Luis zag de privélift met zijn glanzende stalen deuren en werd overvallen door een golf van emoties. Hij aarzelde even en stapte toen naar binnen. Terwijl hij omhoog ging, weerspiegelde zich in de metalen wanden een jonge man wiens kleren doorweekt waren, wiens haar aan zijn voorhoofd plakte en wiens schoenen versleten waren. Dit was bepaald niet het beeld dat je hebt van iemand die het kantoor van de « Algemene Directie » binnenstapt.
De deuren gingen zachtjes open. Twee grote houten deuren stonden voor hem. Een assistent duwde ze open en liet hem binnen.
Het kantoor was ruim, met erkers die een onbelemmerd uitzicht boden over de hele stad, die nog steeds in grijze wolken gehuld was. Achter een elegant bureau zat Arturo documenten te bekijken.
Luis bleef roerloos staan, alsof de tijd had stilgestaan.
Arturo keek op. Een oprechte glimlach verscheen op zijn gezicht.
« Ik heb op je gewacht, Luis, » zei ze met een warme stem.

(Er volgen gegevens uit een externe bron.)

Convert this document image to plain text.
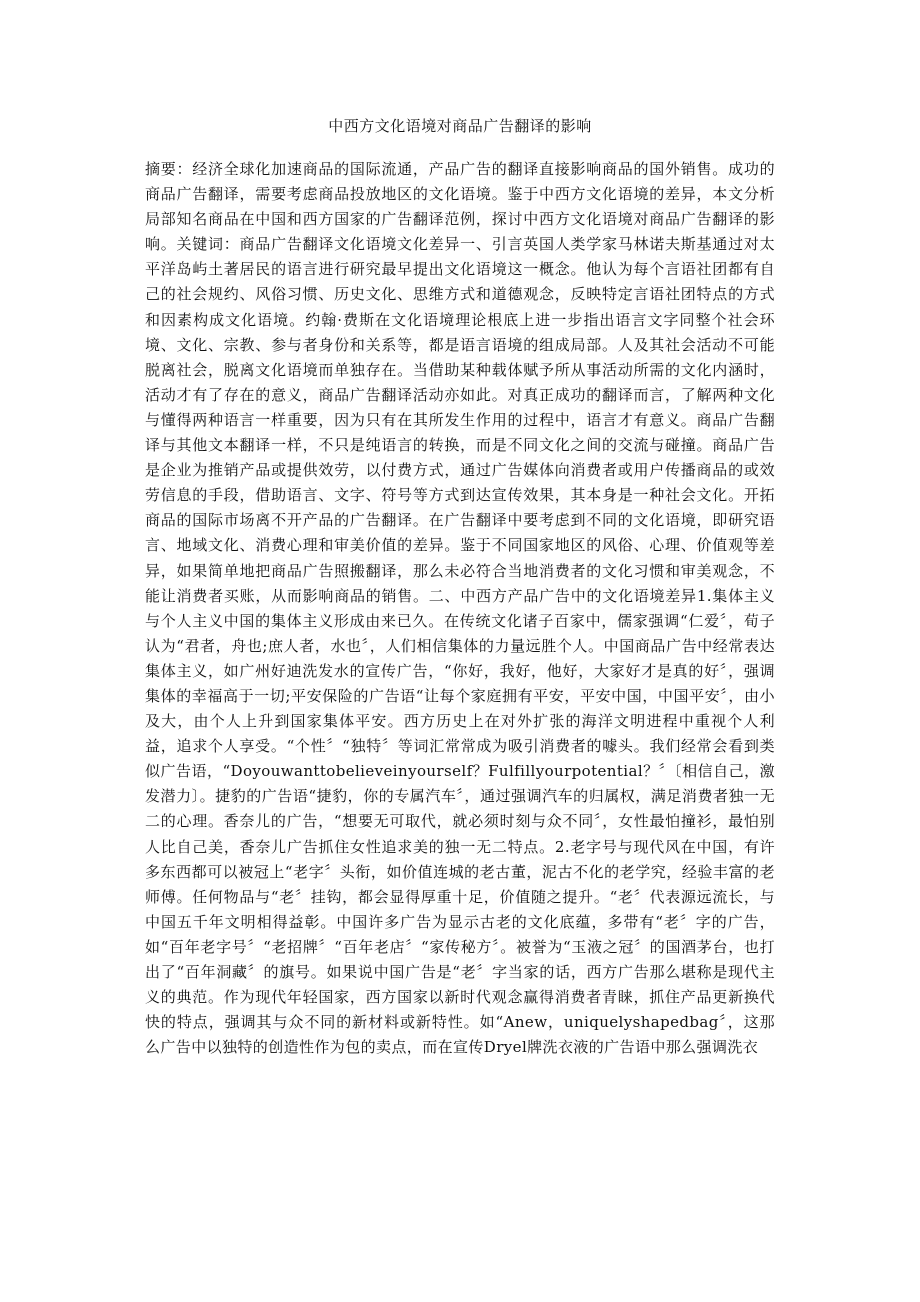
中西方文化语境对商品广告翻译的影响

摘要：经济全球化加速商品的国际流通，产品广告的翻译直接影响商品的国外销售。成功的商品广告翻译，需要考虑商品投放地区的文化语境。鉴于中西方文化语境的差异，本文分析局部知名商品在中国和西方国家的广告翻译范例，探讨中西方文化语境对商品广告翻译的影响。关键词：商品广告翻译文化语境文化差异一、引言英国人类学家马林诺夫斯基通过对太平洋岛屿土著居民的语言进行研究最早提出文化语境这一概念。他认为每个言语社团都有自己的社会规约、风俗习惯、历史文化、思维方式和道德观念，反映特定言语社团特点的方式和因素构成文化语境。约翰·费斯在文化语境理论根底上进一步指出语言文字同整个社会环境、文化、宗教、参与者身份和关系等，都是语言语境的组成局部。人及其社会活动不可能脱离社会，脱离文化语境而单独存在。当借助某种载体赋予所从事活动所需的文化内涵时，活动才有了存在的意义，商品广告翻译活动亦如此。对真正成功的翻译而言，了解两种文化与懂得两种语言一样重要，因为只有在其所发生作用的过程中，语言才有意义。商品广告翻译与其他文本翻译一样，不只是纯语言的转换，而是不同文化之间的交流与碰撞。商品广告是企业为推销产品或提供效劳，以付费方式，通过广告媒体向消费者或用户传播商品的或效劳信息的手段，借助语言、文字、符号等方式到达宣传效果，其本身是一种社会文化。开拓商品的国际市场离不开产品的广告翻译。在广告翻译中要考虑到不同的文化语境，即研究语言、地域文化、消费心理和审美价值的差异。鉴于不同国家地区的风俗、心理、价值观等差异，如果简单地把商品广告照搬翻译，那么未必符合当地消费者的文化习惯和审美观念，不能让消费者买账，从而影响商品的销售。二、中西方产品广告中的文化语境差异1.集体主义与个人主义中国的集体主义形成由来已久。在传统文化诸子百家中，儒家强调“仁爱〞，荀子认为“君者，舟也;庶人者，水也〞，人们相信集体的力量远胜个人。中国商品广告中经常表达集体主义，如广州好迪洗发水的宣传广告，“你好，我好，他好，大家好才是真的好〞，强调集体的幸福高于一切;平安保险的广告语“让每个家庭拥有平安，平安中国，中国平安〞，由小及大，由个人上升到国家集体平安。西方历史上在对外扩张的海洋文明进程中重视个人利益，追求个人享受。“个性〞“独特〞等词汇常常成为吸引消费者的噱头。我们经常会看到类似广告语，“Doyouwanttobelieveinyourself？Fulfillyourpotential？〞〔相信自己，激发潜力〕。捷豹的广告语“捷豹，你的专属汽车〞，通过强调汽车的归属权，满足消费者独一无二的心理。香奈儿的广告，“想要无可取代，就必须时刻与众不同〞，女性最怕撞衫，最怕别人比自己美，香奈儿广告抓住女性追求美的独一无二特点。2.老字号与现代风在中国，有许多东西都可以被冠上“老字〞头衔，如价值连城的老古董，泥古不化的老学究，经验丰富的老师傅。任何物品与“老〞挂钩，都会显得厚重十足，价值随之提升。“老〞代表源远流长，与中国五千年文明相得益彰。中国许多广告为显示古老的文化底蕴，多带有“老〞字的广告，如“百年老字号〞“老招牌〞“百年老店〞“家传秘方〞。被誉为“玉液之冠〞的国酒茅台，也打出了“百年洞藏〞的旗号。如果说中国广告是“老〞字当家的话，西方广告那么堪称是现代主义的典范。作为现代年轻国家，西方国家以新时代观念赢得消费者青睐，抓住产品更新换代快的特点，强调其与众不同的新材料或新特性。如“Anew，uniquelyshapedbag〞，这那么广告中以独特的创造性作为包的卖点，而在宣传Dryel牌洗衣液的广告语中那么强调洗衣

De jongeman huiverde. Hij begreep het nu: dit was niet zomaar een man in een designpak. Dit was de eigenaar van het hele gebouw.

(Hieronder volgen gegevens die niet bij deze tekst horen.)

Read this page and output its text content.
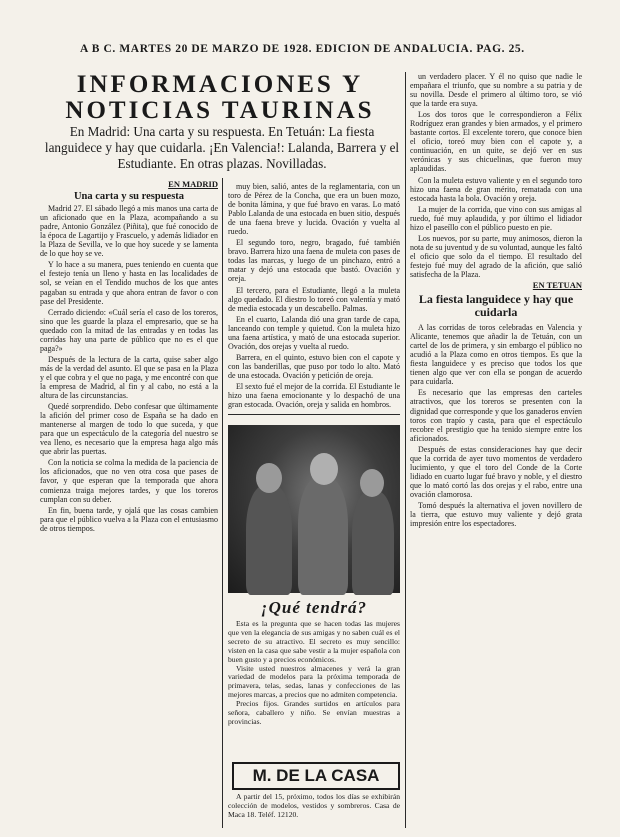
A B C. MARTES 20 DE MARZO DE 1928. EDICION DE ANDALUCIA. PAG. 25.
INFORMACIONES Y NOTICIAS TAURINAS
En Madrid: Una carta y su respuesta. En Tetuán: La fiesta languidece y hay que cuidarla. ¡En Valencia!: Lalanda, Barrera y el Estudiante. En otras plazas. Novilladas.
EN MADRID
Una carta y su respuesta

Madrid 27. El sábado llegó a mis manos una carta de un aficionado que en la Plaza, acompañando a su padre, Antonio González (Piñita), que fué conocido de la época de Lagartijo y Frascuelo, y además lidiador en la Plaza de Sevilla, ve lo que hoy sucede y se lamenta de lo que hoy se ve.

Y lo hace a su manera, pues teniendo en cuenta que el festejo tenía un lleno y hasta en las localidades de sol, se veían en el Tendido muchos de los que antes pagaban su entrada y que ahora entran de favor o con pase del Presidente.

Cerrado diciendo: «Cuál sería el caso de los toreros, sino que les guarde la plaza el empresario, que se ha quedado con la mitad de las entradas y en todas las corridas hay una parte de público que no es el que paga?»

Después de la lectura de la carta, quise saber algo más de la verdad del asunto. El que se pasa en la Plaza y el que cobra y el que no paga, y me encontré con que la empresa de Madrid, al fin y al cabo, no está a la altura de las circunstancias.

Quedé sorprendido. Debo confesar que últimamente la afición del primer coso de España se ha dado en mantenerse al margen de todo lo que suceda, y que para que un espectáculo de la categoría del nuestro se vea lleno, es necesario que la empresa haga algo más que abrir las puertas.

Con la noticia se colma la medida de la paciencia de los aficionados, que no ven otra cosa que pases de favor, y que esperan que la temporada que ahora comienza traiga mejores tardes, y que los toreros cumplan con su deber.

En fin, buena tarde, y ojalá que las cosas cambien para que el público vuelva a la Plaza con el entusiasmo de otros tiempos.

muy bien, salió, antes de la reglamentaria, con un toro de Pérez de la Concha, que era un buen mozo, de bonita lámina, y que fué bravo en varas. Lo mató Pablo Lalanda de una estocada en buen sitio, después de una faena breve y lucida. Ovación y vuelta al ruedo.

El segundo toro, negro, bragado, fué también bravo. Barrera hizo una faena de muleta con pases de todas las marcas, y luego de un pinchazo, entró a matar y dejó una estocada que bastó. Ovación y oreja.

El tercero, para el Estudiante, llegó a la muleta algo quedado. El diestro lo toreó con valentía y mató de media estocada y un descabello. Palmas.

En el cuarto, Lalanda dió una gran tarde de capa, lanceando con temple y quietud. Con la muleta hizo una faena artística, y mató de una estocada superior. Ovación, dos orejas y vuelta al ruedo.

Barrera, en el quinto, estuvo bien con el capote y con las banderillas, que puso por todo lo alto. Mató de una estocada. Ovación y petición de oreja.

El sexto fué el mejor de la corrida. El Estudiante le hizo una faena emocionante y lo despachó de una gran estocada. Ovación, oreja y salida en hombros.

¡Qué tendrá?

Esta es la pregunta que se hacen todas las mujeres que ven la elegancia de sus amigas y no saben cuál es el secreto de su atractivo. El secreto es muy sencillo: visten en la casa que sabe vestir a la mujer española con buen gusto y a precios económicos.

Visite usted nuestros almacenes y verá la gran variedad de modelos para la próxima temporada de primavera, telas, sedas, lanas y confecciones de las mejores marcas, a precios que no admiten competencia.

Precios fijos. Grandes surtidos en artículos para señora, caballero y niño. Se envían muestras a provincias.

M. DE LA CASA

A partir del 15, próximo, todos los días se exhibirán colección de modelos, vestidos y sombreros. Casa de Maca 18. Teléf. 12120.

un verdadero placer. Y él no quiso que nadie le empañara el triunfo, que su nombre a su patria y de su novilla. Desde el primero al último toro, se vió que la tarde era suya.

Los dos toros que le correspondieron a Félix Rodríguez eran grandes y bien armados, y el primero bastante cortos. El excelente torero, que conoce bien el oficio, toreó muy bien con el capote y, a continuación, en un quite, se dejó ver en sus verónicas y sus chicuelinas, que fueron muy aplaudidas.

Con la muleta estuvo valiente y en el segundo toro hizo una faena de gran mérito, rematada con una estocada hasta la bola. Ovación y oreja.

La mujer de la corrida, que vino con sus amigas al ruedo, fué muy aplaudida, y por último el lidiador hizo el paseíllo con el público puesto en pie.

Los nuevos, por su parte, muy animosos, dieron la nota de su juventud y de su voluntad, aunque les faltó el oficio que solo da el tiempo. El resultado del festejo fué muy del agrado de la afición, que salió satisfecha de la Plaza.

EN TETUAN
La fiesta languidece y hay que cuidarla

A las corridas de toros celebradas en Valencia y Alicante, tenemos que añadir la de Tetuán, con un cartel de los de primera, y sin embargo el público no acudió a la Plaza como en otros tiempos. Es que la fiesta languidece y es preciso que todos los que tienen algo que ver con ella se pongan de acuerdo para cuidarla.

Es necesario que las empresas den carteles atractivos, que los toreros se presenten con la dignidad que corresponde y que los ganaderos envíen toros con trapío y casta, para que el espectáculo recobre el prestigio que ha tenido siempre entre los aficionados.

Después de estas consideraciones hay que decir que la corrida de ayer tuvo momentos de verdadero lucimiento, y que el toro del Conde de la Corte lidiado en cuarto lugar fué bravo y noble, y el diestro que lo mató cortó las dos orejas y el rabo, entre una ovación clamorosa.

Tomó después la alternativa el joven novillero de la tierra, que estuvo muy valiente y dejó grata impresión entre los espectadores.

—G-graag plaatsnemen, voegde Arturo eraan toe, wijzend naar een stoel voor het bureau.
Luis ging voorzichtig zitten en probeerde geen water op het tapijt te morsen.
« Mijn moeder is in stabiele toestand, » begon Arturo. « De dokter zegt dat het slechts een bloeddrukdaling was, niets ernstigs. Dankzij jou kon ze snel naar het ziekenhuis. »

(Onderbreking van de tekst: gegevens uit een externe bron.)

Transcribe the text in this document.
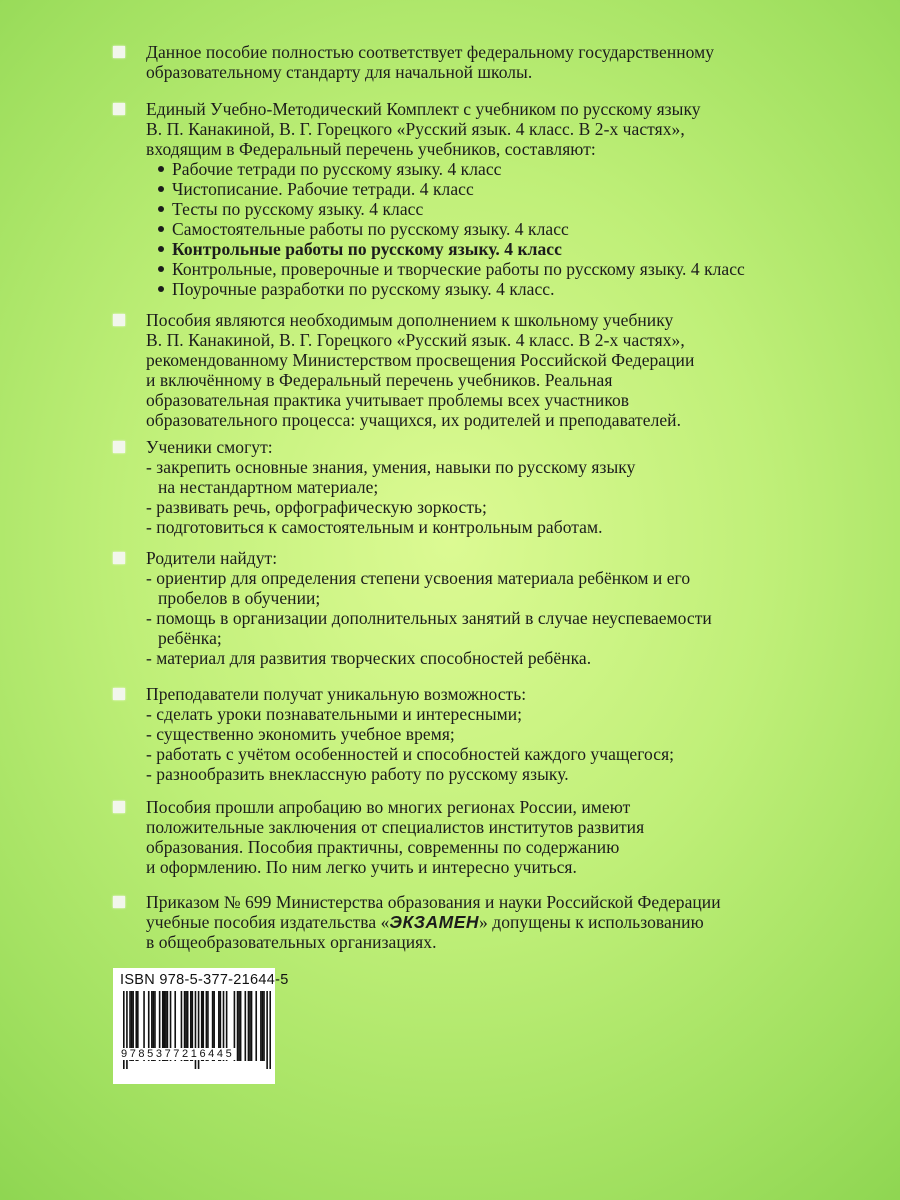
Данное пособие полностью соответствует федеральному государственному
образовательному стандарту для начальной школы.
Единый Учебно-Методический Комплект с учебником по русскому языку
В. П. Канакиной, В. Г. Горецкого «Русский язык. 4 класс. В 2-х частях»,
входящим в Федеральный перечень учебников, составляют:
Рабочие тетради по русскому языку. 4 класс
Чистописание. Рабочие тетради. 4 класс
Тесты по русскому языку. 4 класс
Самостоятельные работы по русскому языку. 4 класс
Контрольные работы по русскому языку. 4 класс
Контрольные, проверочные и творческие работы по русскому языку. 4 класс
Поурочные разработки по русскому языку. 4 класс.
Пособия являются необходимым дополнением к школьному учебнику
В. П. Канакиной, В. Г. Горецкого «Русский язык. 4 класс. В 2-х частях»,
рекомендованному Министерством просвещения Российской Федерации
и включённому в Федеральный перечень учебников. Реальная
образовательная практика учитывает проблемы всех участников
образовательного процесса: учащихся, их родителей и преподавателей.
Ученики смогут:
- закрепить основные знания, умения, навыки по русскому языку
на нестандартном материале;
- развивать речь, орфографическую зоркость;
- подготовиться к самостоятельным и контрольным работам.
Родители найдут:
- ориентир для определения степени усвоения материала ребёнком и его
пробелов в обучении;
- помощь в организации дополнительных занятий в случае неуспеваемости
ребёнка;
- материал для развития творческих способностей ребёнка.
Преподаватели получат уникальную возможность:
- сделать уроки познавательными и интересными;
- существенно экономить учебное время;
- работать с учётом особенностей и способностей каждого учащегося;
- разнообразить внеклассную работу по русскому языку.
Пособия прошли апробацию во многих регионах России, имеют
положительные заключения от специалистов институтов развития
образования. Пособия практичны, современны по содержанию
и оформлению. По ним легко учить и интересно учиться.
Приказом № 699 Министерства образования и науки Российской Федерации
учебные пособия издательства «ЭКЗАМЕН» допущены к использованию
в общеобразовательных организациях.
ISBN 978-5-377-21644-5
9785377216445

Luis ademde de lucht uit die hij niet kon inhouden.
— Ik ben verheugd, meneer. Ik heb alleen maar gedaan wat iedereen zou hebben gedaan.
Arturo liet een kort lachje horen.
— Geloof me, nee. Vandaag had iedereen haast. Iedereen had « iets belangrijks » te doen. Jij was de enige die even stilstond.
Hij pakte een dossier van het bureau en draaide het naar zich toe.
—Hier is uw dossier. Het is een paar weken geleden bij de personeelsafdeling binnengekomen. Het was de bedoeling dat het onopgemerkt zou blijven tussen al die andere dossiers, maar vandaag is het in mijn handen gevallen.
Luis herkende zijn naam op de omslag. Hij voelde een mengeling van schaamte en hoop.
« Ik zie dat je tegelijkertijd studeerde en werkte, » zei Arturo, terwijl hij door zijn aantekeningen bladerde. « Dat je voor je zieke moeder zorgde en toch je diploma haalde. Ik zie inzet. Ik zie opofferingen. En bovenal… vandaag zag ik iets wat je niet op een cv zet. »
Een zware stilte daalde neer. Buiten tikte de regen zachtjes tegen de ramen.
‘Luis,’ vroeg Arturo plotseling, ‘ik wil dat je me de waarheid vertelt. Als je terug in de tijd kon gaan, wetende dat je het interview zou verliezen, zou je mijn moeder dan opnieuw helpen?’
De jongeman voelde de vraag als een dolk in zijn borst steken. Hij sloeg even zijn ogen neer en herinnerde zich de stem van de oude vrouw, het gewicht van haar trillende lichaam, de manier waarop ze zich aan zijn hemd had vastgeklampt.